Description of problem:
During a recent scale out we experienced a full customer dataplane outage.
An engineer had previously manually added a route to the br-ex persistent route file on all three controllers. os-net-config detected the fact that the file was incorrect, and rebuilt all interfaces on all 3 controllers. This would not have been too much of an issue, but this rebuild of interfaces took place on all three controllers at the same time.
Once the interfaces had been rebuilt, the control plane returned to service, once PCS had managed to settle the cluster. Customer data traffic was unfortunately still not able to flow until a rolling restart of the neutron services had been done on all three controllers. So Director/os-net-config was not able to gracefully recover from this problem.
We believe this problem would also occur if you add new routes using director. We do not think that taking the entire control plane down due to a manual route addition, or indeed if we added a new route via Director, is acceptable.
Steps to reproduce:
1. Build out an OSP10 cloud.
2. Add a new route manually.
3. Perform a scale out via Director.
At a point in the scale out all 3 controllers will have a network restart at the same time, taking the control plane down. It is possible you will also need to manually restart neutron on all 3 controllers.
Changes should be applied serially.
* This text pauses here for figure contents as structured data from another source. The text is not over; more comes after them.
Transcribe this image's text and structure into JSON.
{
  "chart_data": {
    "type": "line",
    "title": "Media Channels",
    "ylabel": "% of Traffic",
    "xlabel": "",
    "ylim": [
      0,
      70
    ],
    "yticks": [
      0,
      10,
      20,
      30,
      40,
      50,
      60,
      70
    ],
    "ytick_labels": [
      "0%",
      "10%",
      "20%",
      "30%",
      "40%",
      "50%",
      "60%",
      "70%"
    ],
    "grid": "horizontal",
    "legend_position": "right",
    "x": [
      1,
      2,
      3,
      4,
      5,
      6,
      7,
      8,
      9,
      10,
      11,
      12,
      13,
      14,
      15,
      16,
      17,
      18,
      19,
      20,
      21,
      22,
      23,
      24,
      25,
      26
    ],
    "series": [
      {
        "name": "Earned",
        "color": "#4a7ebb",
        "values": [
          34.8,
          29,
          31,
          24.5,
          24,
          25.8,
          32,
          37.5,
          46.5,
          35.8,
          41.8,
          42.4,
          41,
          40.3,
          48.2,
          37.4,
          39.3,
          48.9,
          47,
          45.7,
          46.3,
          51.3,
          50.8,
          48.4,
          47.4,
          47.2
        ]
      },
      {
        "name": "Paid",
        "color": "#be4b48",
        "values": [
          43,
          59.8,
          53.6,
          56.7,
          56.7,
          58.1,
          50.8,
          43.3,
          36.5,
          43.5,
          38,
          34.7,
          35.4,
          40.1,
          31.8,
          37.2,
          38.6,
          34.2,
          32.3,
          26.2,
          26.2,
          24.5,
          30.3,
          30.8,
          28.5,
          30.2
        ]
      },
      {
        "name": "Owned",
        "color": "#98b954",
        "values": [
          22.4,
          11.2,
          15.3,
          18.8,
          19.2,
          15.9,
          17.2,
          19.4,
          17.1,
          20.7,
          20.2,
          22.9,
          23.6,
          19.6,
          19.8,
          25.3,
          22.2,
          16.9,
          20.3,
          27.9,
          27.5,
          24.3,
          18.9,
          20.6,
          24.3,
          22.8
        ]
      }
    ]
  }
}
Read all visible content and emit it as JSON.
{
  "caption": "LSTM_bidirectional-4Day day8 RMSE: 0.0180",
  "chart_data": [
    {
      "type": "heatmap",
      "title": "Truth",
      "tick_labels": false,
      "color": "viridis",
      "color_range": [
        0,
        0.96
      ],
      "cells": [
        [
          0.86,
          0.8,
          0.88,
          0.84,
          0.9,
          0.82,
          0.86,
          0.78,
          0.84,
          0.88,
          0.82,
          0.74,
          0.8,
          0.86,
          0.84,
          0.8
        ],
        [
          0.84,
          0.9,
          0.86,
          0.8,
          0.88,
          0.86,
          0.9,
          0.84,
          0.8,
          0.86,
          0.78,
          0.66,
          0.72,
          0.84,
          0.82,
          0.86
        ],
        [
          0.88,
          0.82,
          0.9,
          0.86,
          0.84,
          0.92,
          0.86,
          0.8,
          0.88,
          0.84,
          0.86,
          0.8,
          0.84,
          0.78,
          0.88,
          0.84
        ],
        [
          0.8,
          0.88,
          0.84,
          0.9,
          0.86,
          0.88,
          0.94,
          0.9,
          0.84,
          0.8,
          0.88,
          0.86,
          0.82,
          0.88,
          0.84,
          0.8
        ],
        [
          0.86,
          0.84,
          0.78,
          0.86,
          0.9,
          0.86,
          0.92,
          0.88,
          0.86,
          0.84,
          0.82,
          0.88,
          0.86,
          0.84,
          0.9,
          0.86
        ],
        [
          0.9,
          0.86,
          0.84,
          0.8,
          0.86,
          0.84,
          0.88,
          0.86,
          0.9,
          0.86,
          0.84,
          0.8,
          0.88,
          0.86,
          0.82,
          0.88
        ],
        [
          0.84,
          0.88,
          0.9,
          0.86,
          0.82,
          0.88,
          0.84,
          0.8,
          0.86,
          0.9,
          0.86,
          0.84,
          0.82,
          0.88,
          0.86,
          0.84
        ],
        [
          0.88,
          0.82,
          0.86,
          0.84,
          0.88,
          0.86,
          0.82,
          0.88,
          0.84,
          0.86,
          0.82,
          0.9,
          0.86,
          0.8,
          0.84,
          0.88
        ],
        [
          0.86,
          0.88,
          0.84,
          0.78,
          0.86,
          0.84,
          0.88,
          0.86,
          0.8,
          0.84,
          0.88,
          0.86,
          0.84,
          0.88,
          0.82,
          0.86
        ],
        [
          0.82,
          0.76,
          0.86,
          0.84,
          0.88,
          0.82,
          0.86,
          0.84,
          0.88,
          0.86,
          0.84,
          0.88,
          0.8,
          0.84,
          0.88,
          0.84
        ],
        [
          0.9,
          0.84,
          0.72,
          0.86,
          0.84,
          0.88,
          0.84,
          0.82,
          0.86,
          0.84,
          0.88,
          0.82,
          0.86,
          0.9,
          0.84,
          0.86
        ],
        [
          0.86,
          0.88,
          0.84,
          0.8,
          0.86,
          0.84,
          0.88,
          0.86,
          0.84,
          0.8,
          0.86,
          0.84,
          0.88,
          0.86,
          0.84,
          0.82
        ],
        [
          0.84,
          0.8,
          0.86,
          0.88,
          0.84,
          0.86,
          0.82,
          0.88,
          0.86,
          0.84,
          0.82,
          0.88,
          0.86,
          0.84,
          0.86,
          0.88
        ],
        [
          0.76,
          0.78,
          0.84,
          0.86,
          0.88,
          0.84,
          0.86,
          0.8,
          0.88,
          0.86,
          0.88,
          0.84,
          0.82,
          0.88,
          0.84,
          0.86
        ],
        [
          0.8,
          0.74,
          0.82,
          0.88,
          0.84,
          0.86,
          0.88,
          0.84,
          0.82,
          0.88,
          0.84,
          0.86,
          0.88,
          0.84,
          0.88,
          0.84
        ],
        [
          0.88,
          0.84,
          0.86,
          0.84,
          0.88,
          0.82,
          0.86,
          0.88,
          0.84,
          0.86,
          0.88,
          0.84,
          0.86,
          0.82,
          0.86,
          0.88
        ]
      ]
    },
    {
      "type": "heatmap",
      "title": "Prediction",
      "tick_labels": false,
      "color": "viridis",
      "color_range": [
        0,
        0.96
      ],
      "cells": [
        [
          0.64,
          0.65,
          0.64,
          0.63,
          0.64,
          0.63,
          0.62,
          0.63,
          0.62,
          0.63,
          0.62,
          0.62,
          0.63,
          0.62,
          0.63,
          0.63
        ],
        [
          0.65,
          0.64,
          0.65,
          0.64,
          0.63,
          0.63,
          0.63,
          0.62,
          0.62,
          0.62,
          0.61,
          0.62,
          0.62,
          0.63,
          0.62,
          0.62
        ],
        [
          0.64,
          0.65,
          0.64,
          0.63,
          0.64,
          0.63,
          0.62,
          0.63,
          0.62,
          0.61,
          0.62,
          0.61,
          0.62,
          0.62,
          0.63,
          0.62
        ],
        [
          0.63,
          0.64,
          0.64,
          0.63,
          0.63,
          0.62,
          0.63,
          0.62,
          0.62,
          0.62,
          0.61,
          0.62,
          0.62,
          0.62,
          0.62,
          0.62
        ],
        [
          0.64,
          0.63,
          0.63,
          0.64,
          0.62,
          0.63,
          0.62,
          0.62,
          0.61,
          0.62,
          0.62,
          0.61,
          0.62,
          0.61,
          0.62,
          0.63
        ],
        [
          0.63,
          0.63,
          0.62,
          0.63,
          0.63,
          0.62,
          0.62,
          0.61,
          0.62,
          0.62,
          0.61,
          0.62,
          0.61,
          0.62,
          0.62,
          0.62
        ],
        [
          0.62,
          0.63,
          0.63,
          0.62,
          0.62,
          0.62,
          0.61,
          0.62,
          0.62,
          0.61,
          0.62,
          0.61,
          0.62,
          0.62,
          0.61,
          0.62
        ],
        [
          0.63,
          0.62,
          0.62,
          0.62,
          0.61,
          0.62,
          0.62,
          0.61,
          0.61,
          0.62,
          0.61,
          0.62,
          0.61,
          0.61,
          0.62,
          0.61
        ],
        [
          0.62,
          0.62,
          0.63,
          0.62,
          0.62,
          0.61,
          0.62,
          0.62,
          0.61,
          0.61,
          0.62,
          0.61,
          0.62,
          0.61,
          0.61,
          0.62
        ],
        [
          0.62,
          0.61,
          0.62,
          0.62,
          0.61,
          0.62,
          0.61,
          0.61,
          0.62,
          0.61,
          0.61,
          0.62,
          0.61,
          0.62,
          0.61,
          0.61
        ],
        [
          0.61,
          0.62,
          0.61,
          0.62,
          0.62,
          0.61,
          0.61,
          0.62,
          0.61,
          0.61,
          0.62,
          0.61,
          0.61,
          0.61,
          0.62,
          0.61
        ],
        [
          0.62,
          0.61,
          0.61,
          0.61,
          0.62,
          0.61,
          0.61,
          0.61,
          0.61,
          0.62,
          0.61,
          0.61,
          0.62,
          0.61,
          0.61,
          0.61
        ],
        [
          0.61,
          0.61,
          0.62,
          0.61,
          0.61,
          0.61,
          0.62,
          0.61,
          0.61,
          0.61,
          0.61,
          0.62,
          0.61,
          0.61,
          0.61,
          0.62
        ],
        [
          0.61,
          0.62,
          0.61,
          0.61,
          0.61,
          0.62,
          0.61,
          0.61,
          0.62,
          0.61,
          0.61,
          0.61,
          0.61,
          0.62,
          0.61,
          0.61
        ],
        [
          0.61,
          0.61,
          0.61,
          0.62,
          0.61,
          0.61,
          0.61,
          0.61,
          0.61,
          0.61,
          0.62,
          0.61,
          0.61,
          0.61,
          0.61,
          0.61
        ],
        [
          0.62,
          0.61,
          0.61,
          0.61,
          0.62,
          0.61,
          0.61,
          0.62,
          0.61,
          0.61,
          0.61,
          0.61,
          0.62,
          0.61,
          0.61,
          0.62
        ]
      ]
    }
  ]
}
If a change requires a neutron restart, The other controllers should wait until the first controller is back before proceeding with the changes on the other 2 controllers.
Looking at the code for os-net-config upstream i can see huge improvements have been made to the way os-net-config handles changes. I would ask Red Hat consider backporting these changes, or fixing os-net-config in some other way so this issue does not reoccur.
I would ask that os-net-config be looked at in OSP10 to behave in a more controlled way, without taking all 3 controllers down at the same time, or provide us with a way of limiting the impact of os-net-config. Or have a deploy fail if it detects changes that could cause os-net-config to behave in this way.
A simple change to a minor file, caused us to experience 40 minutes of down time
It appears that this is a backport request for https://bugzilla.redhat.com/show_bug.cgi?id=1650298, which will not restart interfaces when routes change.
This can't be backported to OSP-10. In OSP-10, os-collect-config is used to call os-net-config while in OSP-13 this is done by a heat hook. The heat hook is necessary to implement the restart interface functionality. The version of heat in OSP-16 does not support this and its not possible to backport this heat functionality to OSP-10.